A lot of delusion in this thread. But whatever gets you through

by Anonymousreply 225May 16, 2023 12:37 PM

I’ve a friend who’s never been in a relationship. He retired at 65 and financially solvent, has a very good government pension. He tells me that he’s content and I have to believe him but it seems like a living death to me. He told me that he’s not interested in making the necessary compromises and adjustments that a relationship would require.

by Anonymousreply 226May 16, 2023 12:37 PM

R226 I have a similar friend- he is in his 70s and claims to have had a girlfriend in college, but I don’t believe him. I think he is autistic and either asexual or gay with a very low sex drive. He is a retired teacher and makes more money than he knows what to do with- he has a brother and some friends who help him out (and vice-versa). He will be fine.

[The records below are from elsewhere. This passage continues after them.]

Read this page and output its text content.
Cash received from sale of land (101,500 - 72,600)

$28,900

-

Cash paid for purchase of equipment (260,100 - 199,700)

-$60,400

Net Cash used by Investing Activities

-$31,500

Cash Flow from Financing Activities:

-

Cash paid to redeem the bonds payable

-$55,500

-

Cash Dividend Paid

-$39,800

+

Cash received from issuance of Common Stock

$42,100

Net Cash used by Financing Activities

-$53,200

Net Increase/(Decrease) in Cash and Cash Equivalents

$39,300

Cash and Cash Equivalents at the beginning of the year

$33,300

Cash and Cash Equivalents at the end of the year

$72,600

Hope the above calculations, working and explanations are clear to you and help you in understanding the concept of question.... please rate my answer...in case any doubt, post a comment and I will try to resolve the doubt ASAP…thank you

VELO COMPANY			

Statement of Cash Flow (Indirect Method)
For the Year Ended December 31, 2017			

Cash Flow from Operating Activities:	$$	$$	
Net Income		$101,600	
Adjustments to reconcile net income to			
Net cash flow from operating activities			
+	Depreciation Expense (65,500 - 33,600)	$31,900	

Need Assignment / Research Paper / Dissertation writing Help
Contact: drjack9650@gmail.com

by Anonymousreply 227May 17, 2023 12:11 AM

[quote] I think he is autistic and either asexual or gay with a very low sex drive.

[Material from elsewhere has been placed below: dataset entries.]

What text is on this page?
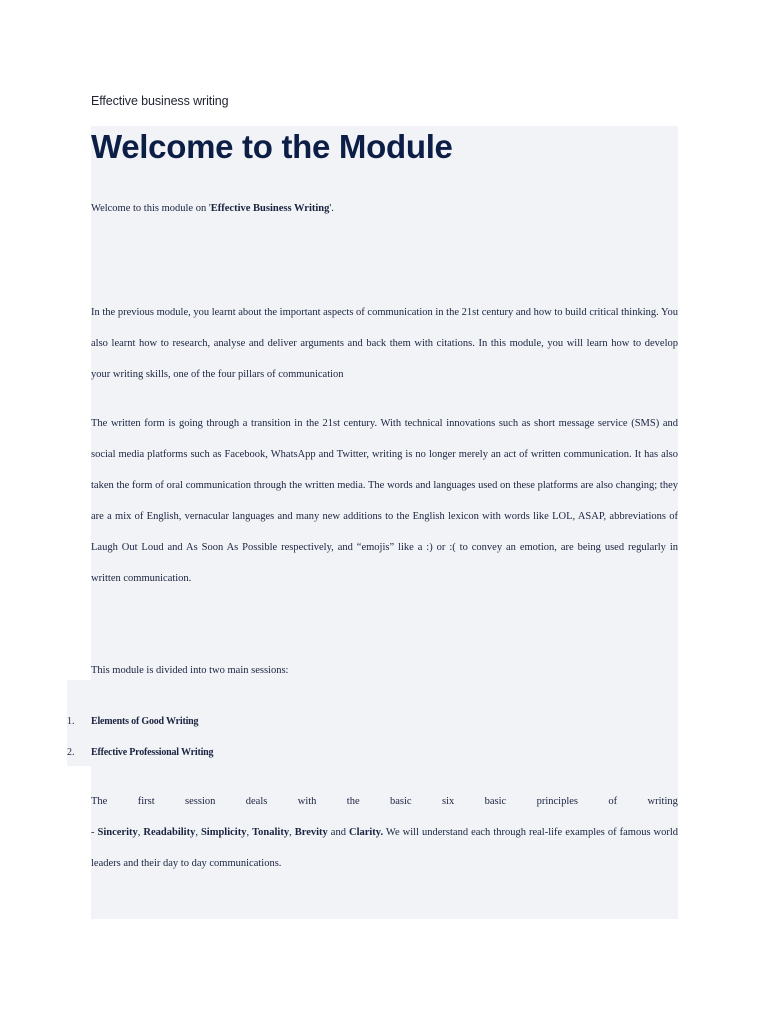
Effective business writing
Welcome to the Module
Welcome to this module on 'Effective Business Writing'.
In the previous module, you learnt about the important aspects of communication in the 21st century and how to build critical thinking. You also learnt how to research, analyse and deliver arguments and back them with citations. In this module, you will learn how to develop your writing skills, one of the four pillars of communication
The written form is going through a transition in the 21st century. With technical innovations such as short message service (SMS) and social media platforms such as Facebook, WhatsApp and Twitter, writing is no longer merely an act of written communication. It has also taken the form of oral communication through the written media. The words and languages used on these platforms are also changing; they are a mix of English, vernacular languages and many new additions to the English lexicon with words like LOL, ASAP, abbreviations of Laugh Out Loud and As Soon As Possible respectively, and “emojis” like a :) or :( to convey an emotion, are being used regularly in written communication.
This module is divided into two main sessions:
1. Elements of Good Writing
2. Effective Professional Writing
The	first	session	deals	with	the	basic	six	basic	principles	of	writing
- Sincerity, Readability, Simplicity, Tonality, Brevity and Clarity. We will understand each through real-life examples of famous world leaders and their day to day communications.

Yeah, this is a common profile. May end up being mine, too. The link between libido and autism needs to be studied more.

by Anonymousreply 228May 17, 2023 12:27 AM

R226, here. My friend tends to develop friendships that are transactional. His family, son, sister and niece are dependent on him. He had a roommate for a few years and tried to convince us to get were lovers. He was renting a room in a house.

by Anonymousreply 229May 18, 2023 1:20 PM

Is your hyman still intact, OP?

by Anonymousreply 230May 18, 2023 1:37 PM

I’ve dated a lot of men. Some for a series of months, like eight or so. One guy for over a year

by Anonymousreply 231May 18, 2023 1:45 PM

I was always appalled at lying and cheating. Once caught I could never forgive. I'd then become suspicious and paranoid, and at that point you just need to walk.

I wouldn't do it, so why should I tolerate it in others?

The internet made relationships unnecessary for the bulk of gay men. So they stopped pretending to want one.